Fascinating articles by Heather Pringle in Scientific American Magazine, on the origins of creativity:

Scientists long thought that early humans were stuck in a creative rut until some 40,000 years ago, when their powers of innovation seemed to explode. But archaeological discoveries made in recent years have shown that our ancestors had flashes of brilliance far earlier than that. These findings indicate that the human capacity for innovation emerged over hundreds of thousands of years, driven by both biological and social factors.

Most researchers have pointed to the Upper Paleolithic, around 40,000 years ago, when Homo sapiens started adorning cave walls with images of Ice Age animals and forging inventive beaded designs and other innovations, as when the early spark of creativity finally caught fire—yielding the kind of rapid-fire innovative thought that characterizes our species today.

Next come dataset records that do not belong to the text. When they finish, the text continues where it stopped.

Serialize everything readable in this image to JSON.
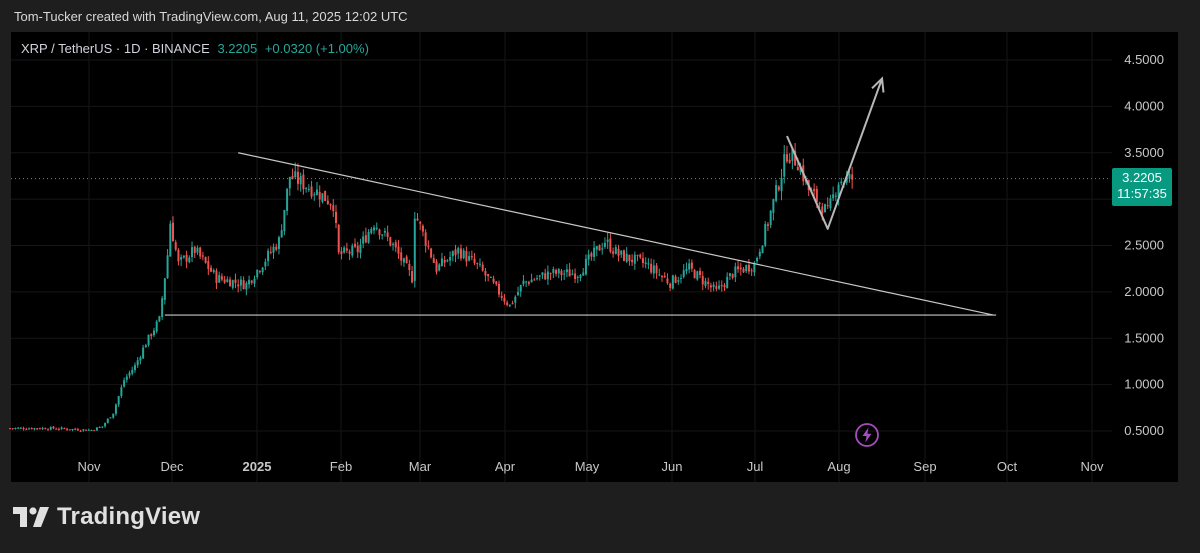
{
  "attribution": "Tom-Tucker created with TradingView.com, Aug 11, 2025 12:02 UTC",
  "legend": {
    "symbol": "XRP / TetherUS · 1D · BINANCE",
    "last": "3.2205",
    "change": "+0.0320 (+1.00%)"
  },
  "price_tag": {
    "price": "3.2205",
    "countdown": "11:57:35"
  },
  "brand": {
    "name": "TradingView"
  },
  "colors": {
    "up": "#26a69a",
    "down": "#ef5350",
    "trendline": "#c8c8c8",
    "arrow": "#b8b8b8",
    "tag": "#089981",
    "flash": "#9c27b0"
  },
  "icons": {
    "flash": "lightning-icon",
    "logo": "tradingview-logo-icon"
  },
  "chart_data": {
    "type": "candlestick",
    "symbol": "XRP/USDT",
    "interval": "1D",
    "exchange": "BINANCE",
    "x_tick_labels": [
      "Nov",
      "Dec",
      "2025",
      "Feb",
      "Mar",
      "Apr",
      "May",
      "Jun",
      "Jul",
      "Aug",
      "Sep",
      "Oct",
      "Nov"
    ],
    "y_tick_labels": [
      "4.5000",
      "4.0000",
      "3.5000",
      "3.0000",
      "2.5000",
      "2.0000",
      "1.5000",
      "1.0000",
      "0.5000"
    ],
    "ylim": [
      0.5,
      4.5
    ],
    "grid": true,
    "last_price": 3.2205,
    "close_path": [
      [
        "2024-10-05",
        0.53
      ],
      [
        "2024-10-20",
        0.53
      ],
      [
        "2024-11-04",
        0.51
      ],
      [
        "2024-11-08",
        0.55
      ],
      [
        "2024-11-12",
        0.7
      ],
      [
        "2024-11-16",
        1.05
      ],
      [
        "2024-11-20",
        1.2
      ],
      [
        "2024-11-24",
        1.45
      ],
      [
        "2024-11-29",
        1.7
      ],
      [
        "2024-12-02",
        2.4
      ],
      [
        "2024-12-03",
        2.75
      ],
      [
        "2024-12-06",
        2.3
      ],
      [
        "2024-12-12",
        2.45
      ],
      [
        "2024-12-20",
        2.15
      ],
      [
        "2024-12-31",
        2.08
      ],
      [
        "2025-01-07",
        2.35
      ],
      [
        "2025-01-12",
        2.55
      ],
      [
        "2025-01-16",
        3.25
      ],
      [
        "2025-01-19",
        3.2
      ],
      [
        "2025-01-26",
        3.08
      ],
      [
        "2025-02-01",
        2.95
      ],
      [
        "2025-02-03",
        2.4
      ],
      [
        "2025-02-10",
        2.45
      ],
      [
        "2025-02-16",
        2.75
      ],
      [
        "2025-02-23",
        2.5
      ],
      [
        "2025-03-02",
        2.15
      ],
      [
        "2025-03-03",
        2.85
      ],
      [
        "2025-03-11",
        2.25
      ],
      [
        "2025-03-19",
        2.45
      ],
      [
        "2025-03-27",
        2.25
      ],
      [
        "2025-04-07",
        1.85
      ],
      [
        "2025-04-12",
        2.1
      ],
      [
        "2025-04-22",
        2.2
      ],
      [
        "2025-05-02",
        2.2
      ],
      [
        "2025-05-12",
        2.55
      ],
      [
        "2025-05-17",
        2.4
      ],
      [
        "2025-05-27",
        2.3
      ],
      [
        "2025-06-05",
        2.1
      ],
      [
        "2025-06-12",
        2.25
      ],
      [
        "2025-06-22",
        2.0
      ],
      [
        "2025-06-28",
        2.2
      ],
      [
        "2025-07-06",
        2.3
      ],
      [
        "2025-07-11",
        2.75
      ],
      [
        "2025-07-18",
        3.5
      ],
      [
        "2025-07-22",
        3.4
      ],
      [
        "2025-07-26",
        3.1
      ],
      [
        "2025-08-02",
        2.85
      ],
      [
        "2025-08-06",
        3.2
      ],
      [
        "2025-08-11",
        3.2205
      ]
    ],
    "annotations": {
      "descending_trendline": [
        [
          "2024-12-28",
          3.5
        ],
        [
          "2025-10-02",
          1.75
        ]
      ],
      "support_line": [
        [
          "2024-12-01",
          1.75
        ],
        [
          "2025-10-03",
          1.75
        ]
      ],
      "projection_path": [
        [
          "2025-07-18",
          3.68
        ],
        [
          "2025-08-02",
          2.68
        ],
        [
          "2025-08-22",
          4.3
        ]
      ]
    }
  }
}
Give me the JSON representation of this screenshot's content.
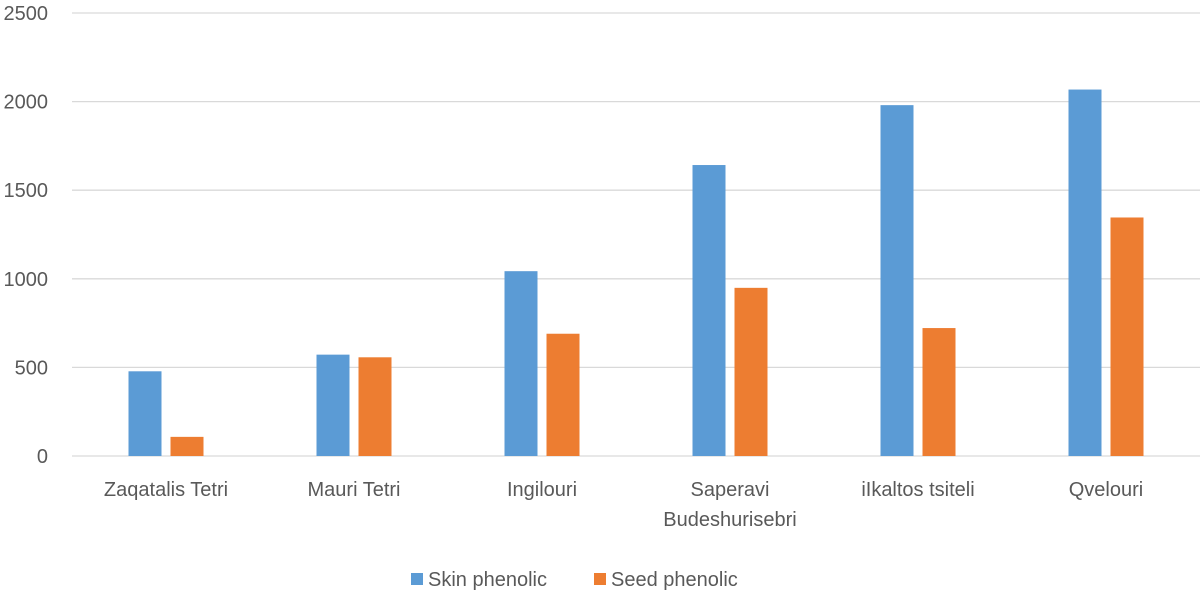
{
  "chart_data": {
    "type": "bar",
    "categories": [
      [
        "Zaqatalis Tetri"
      ],
      [
        "Mauri Tetri"
      ],
      [
        "Ingilouri"
      ],
      [
        "Saperavi",
        "Budeshurisebri"
      ],
      [
        "iIkaltos tsiteli"
      ],
      [
        "Qvelouri"
      ]
    ],
    "series": [
      {
        "name": "Skin phenolic",
        "color": "#5B9BD5",
        "values": [
          478,
          572,
          1043,
          1642,
          1980,
          2068
        ]
      },
      {
        "name": "Seed phenolic",
        "color": "#ED7D31",
        "values": [
          108,
          557,
          690,
          949,
          722,
          1346
        ]
      }
    ],
    "ylim": [
      0,
      2500
    ],
    "yticks": [
      0,
      500,
      1000,
      1500,
      2000,
      2500
    ],
    "grid": true,
    "legend_position": "bottom"
  }
}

Over the past decade archaeologists have uncovered far older evidence of art and advanced technology, suggesting that the human capacity to cook up new ideas evolved much earlier than previously thought—even before the emergence of H. sapiens 200,000 years ago. Yet although our capacity for creativity sparked early on, it then smoldered for millennia before finally catching fire in our species in Africa and Europe. The evidence seems to indicate that our power of innovation did not burst into existence fully formed late in our evolutionary history but rather gained steam over hundreds of thousands of years, fueled by a complex mix of biological and social factors.